Mainline is Reflo Power 0.17. Hooklength will either be 0.17 Reflo to a size 18 Fox Match Carp 2 (sadly no longer available thanks to Ricky Teal, but I stocked up) or 0.13 to a Kamasan B611 size 16. I have found the yellow Preston 16 solid to be a good elastic. I don't use pullas. I also have some 18-20 solid for days when the fish need a bit more control.

Margin fishing isn't always easy, needs fathoming out and can work for the entire match, not just the last hour as some will maintain. Get it right and even with a slow start you can put together a framing or winning weight very quickly.

One final example. I won't name the fishery as I wish to keep my advantage should I ever return, but its somewhere I have only fished twice.
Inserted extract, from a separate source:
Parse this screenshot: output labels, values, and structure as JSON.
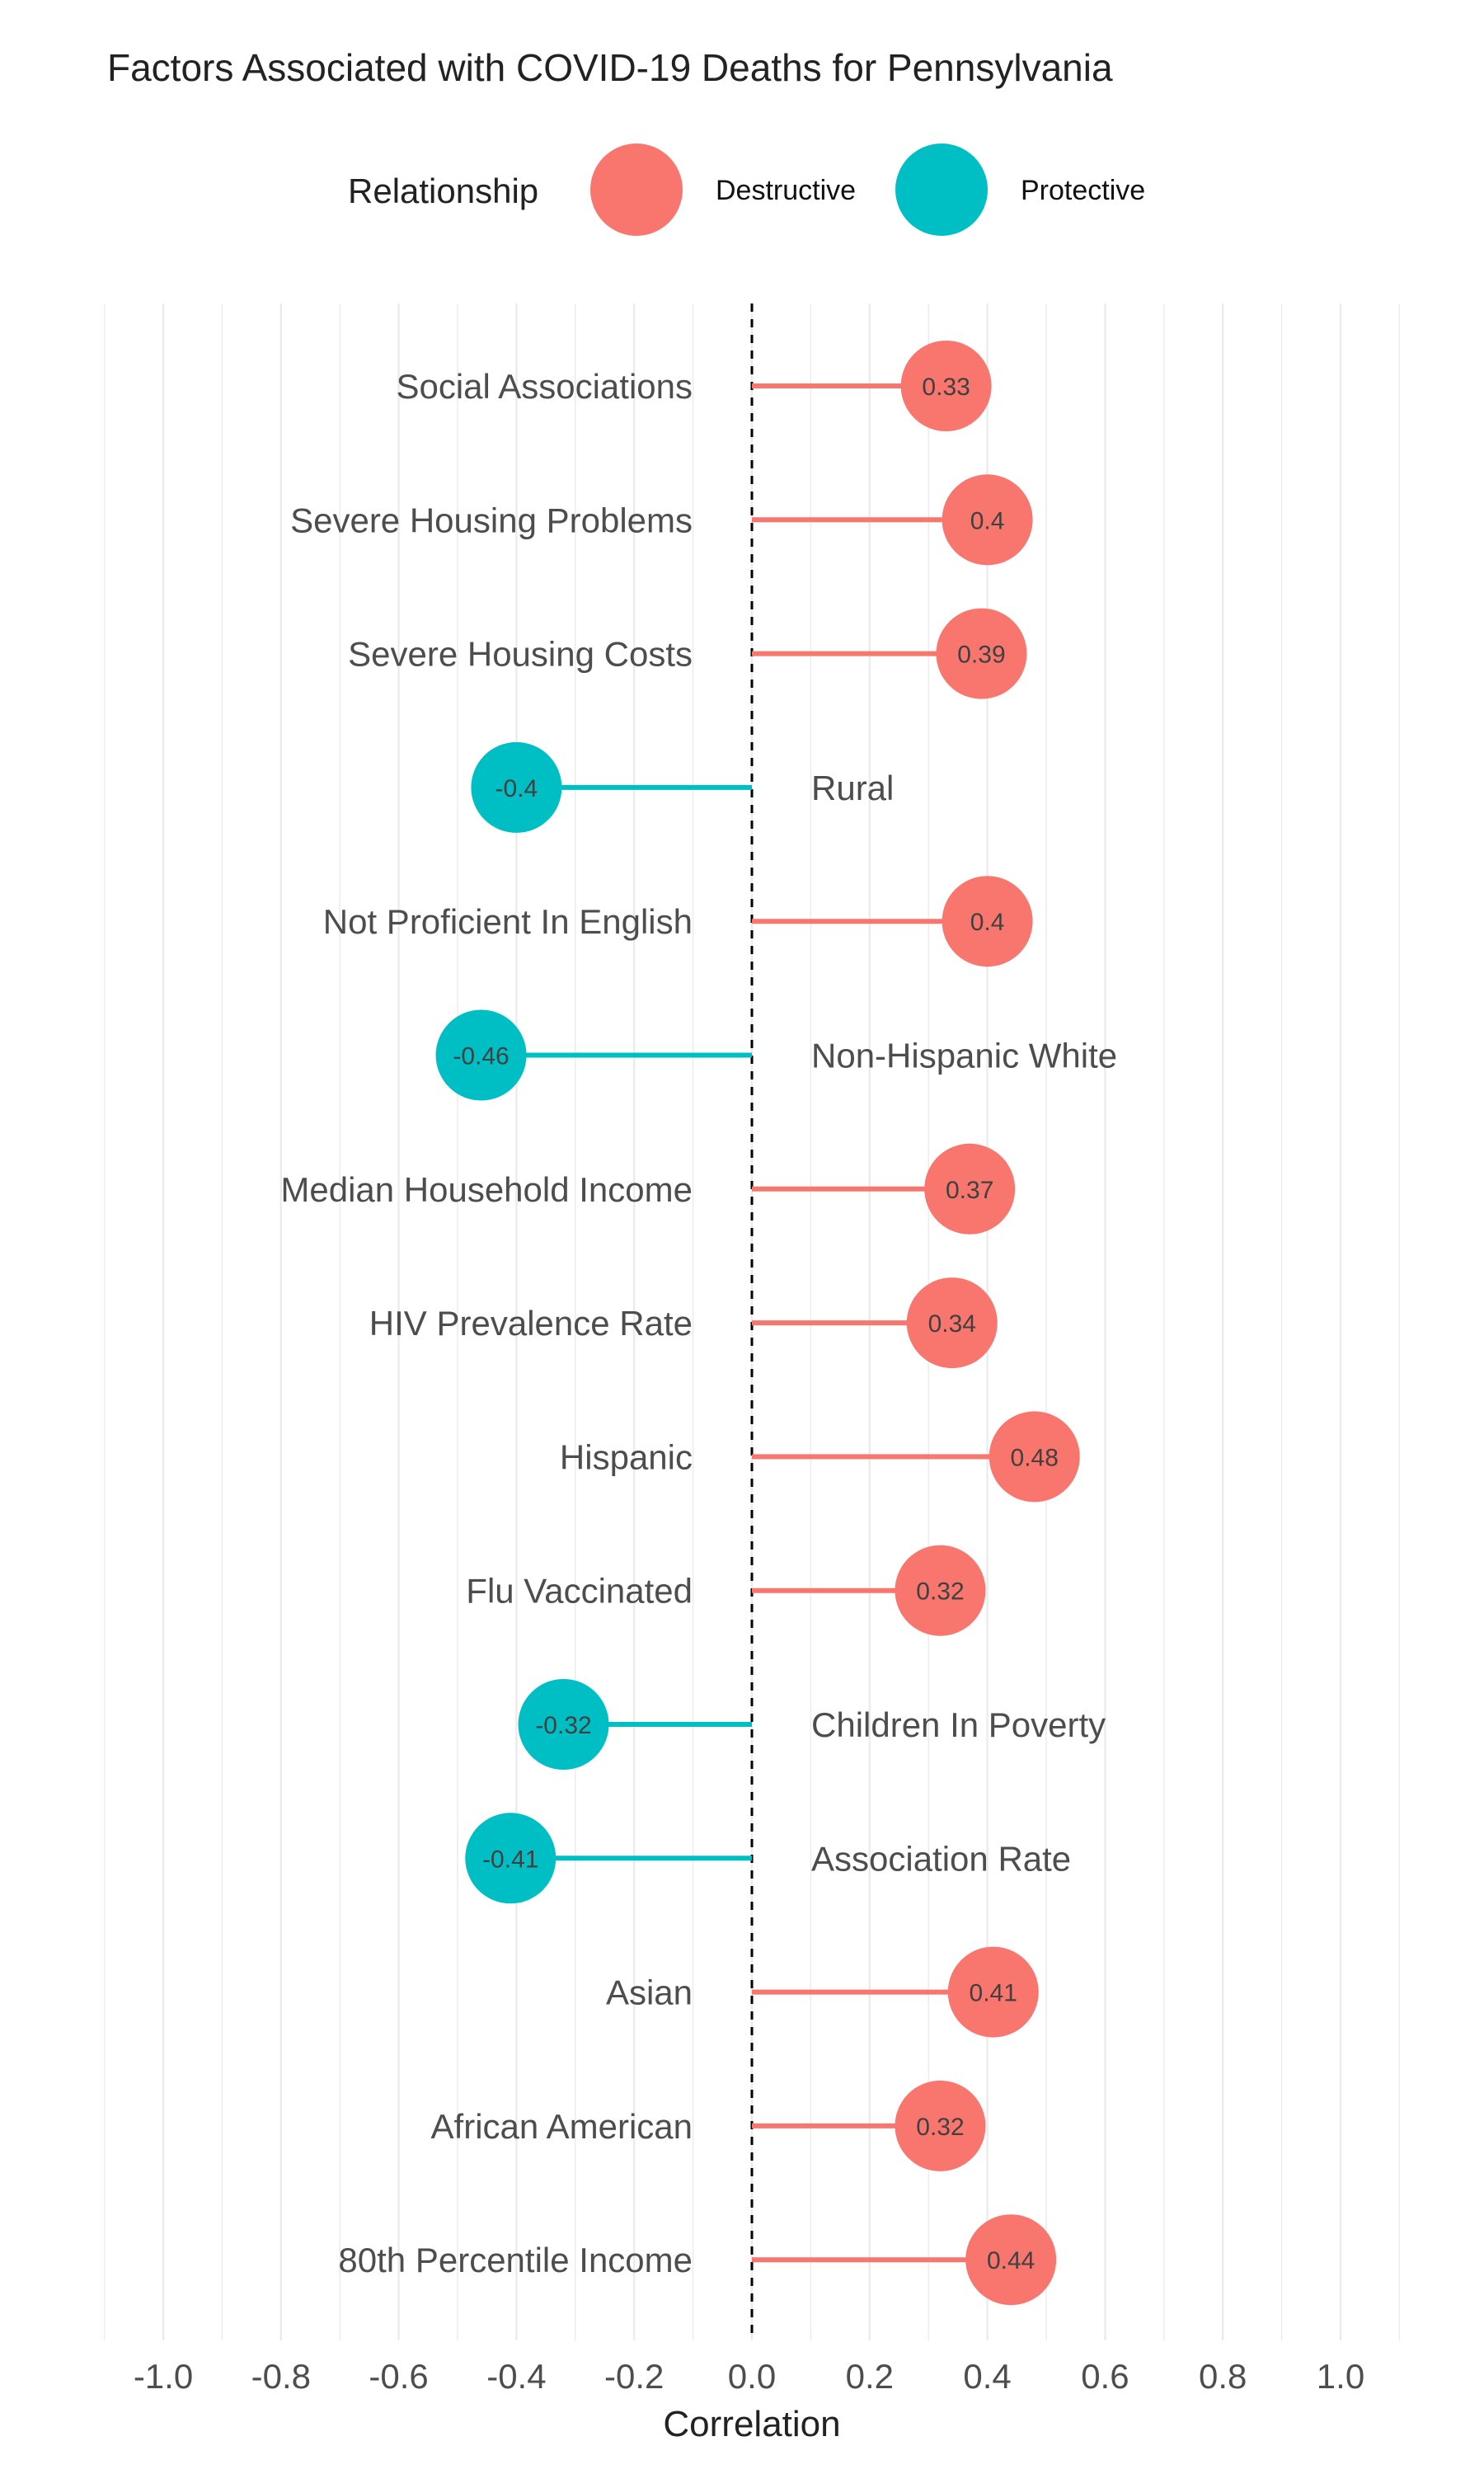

First time I picked peg 21 and by the end of the match had worked out that the most productive spot was in the margins where I was catching a mixture of carp and chub to 3lb. This is despite there being some very inviting other spots in the swim. Because of my late discovery I just missed out on the section win.

A year later I drew peg 20. As I set my box down I could hear others around me moaning about this section of the lake having been included in the pegging. I was rubbing my hands at this and it was one of the few occasions I knew before the start I would do well, certainly well enough to win my section, possibly well enough to frame.

The platform only just reached past the bankside rushes to my right and to my left you couldn't see the margin for some adjacent greenery. Ten minutes with the secateurs saw the greenery reduced in hight and the bare bank margin visible. The rushes to the right just needed some drooping leaves cutting out with the weedcutter. All I would need to the right was a topkit, to the left topkit plus two to three sections. I spent the match taking carp & chub from no more than three foot to my right and up against the bare bank to my left. I won the section and was sixth overall (forty fishing). And that from a section no-one wanted to draw.

* In case you wonder. I am not sponsored by BGT (or anyone else). I am just a customer who likes the floats plus the service and price are excellent. I mention them solely so you can go on the website and see the floats if you wish.